Cet axe avait été considéré récemment par les anciennes autorités comme l’axe du « mal ». C’est ce qui fait que le président déchu fréquentait rarement cette partie de la capitale Conakry que certains qualifiaient de « L’axe de la démocratie ». Un endroit qui a même contribué à l’avènement d’Alpha CONDÉ au pouvoir.  Les habitants de Wanindara, quartier relevant de la commune de Ratoma avaient même été considérés comme des  terroristes », suite à la mort d’un agent de police, selon les informations officielles. Beaucoup de personnes ont été interpellées et incarcérées dans les prisons de la capitale, à cet effet.

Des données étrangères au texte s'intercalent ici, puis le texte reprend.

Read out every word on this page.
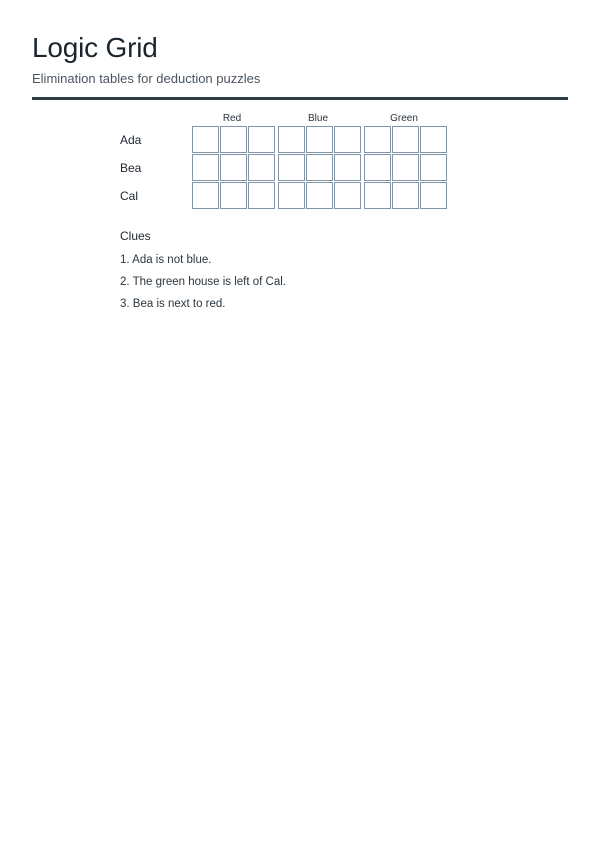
Logic Grid
Elimination tables for deduction puzzles
Red	Blue	Green
Ada
Bea
Cal
Clues
1. Ada is not blue.
2. The green house is left of Cal.
3. Bea is next to red.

Même ces personnes traitées de « terroristes” sont sorties ovationner, l’actuel homme fort de Conakry, ce 02 octobre en prenant des images avec Mamadi DOUMBOUYA.

La joie est juste immense

La joie est juste immense depuis l’avènement du CNRD au pouvoir. Mais les nouvelles autorités doivent beaucoup prêter attention à ces scènes de liesse. Comme l’a dit le Président de la Cour suprême, Mamadou « Syma » SYLLA, lors de la cérémonie d’investiture du Président de la transition: «Les Guinéens, à travers les manifestations de joie, dans les quartiers et rues du pays, ont joué leur partition, en vous adoptant et vous exhortant de les diriger durant la période de transition qui les font rêver. Ils attendent de vous une part de réciprocité à la hauteur de leurs espoirs et de ses attentes populaires. Le tout économique en vue du tout social demeure une perpétuelle et pertinente actualité dans le cadre d’une réponse globale à ses exigences et à sa revendication légitime.»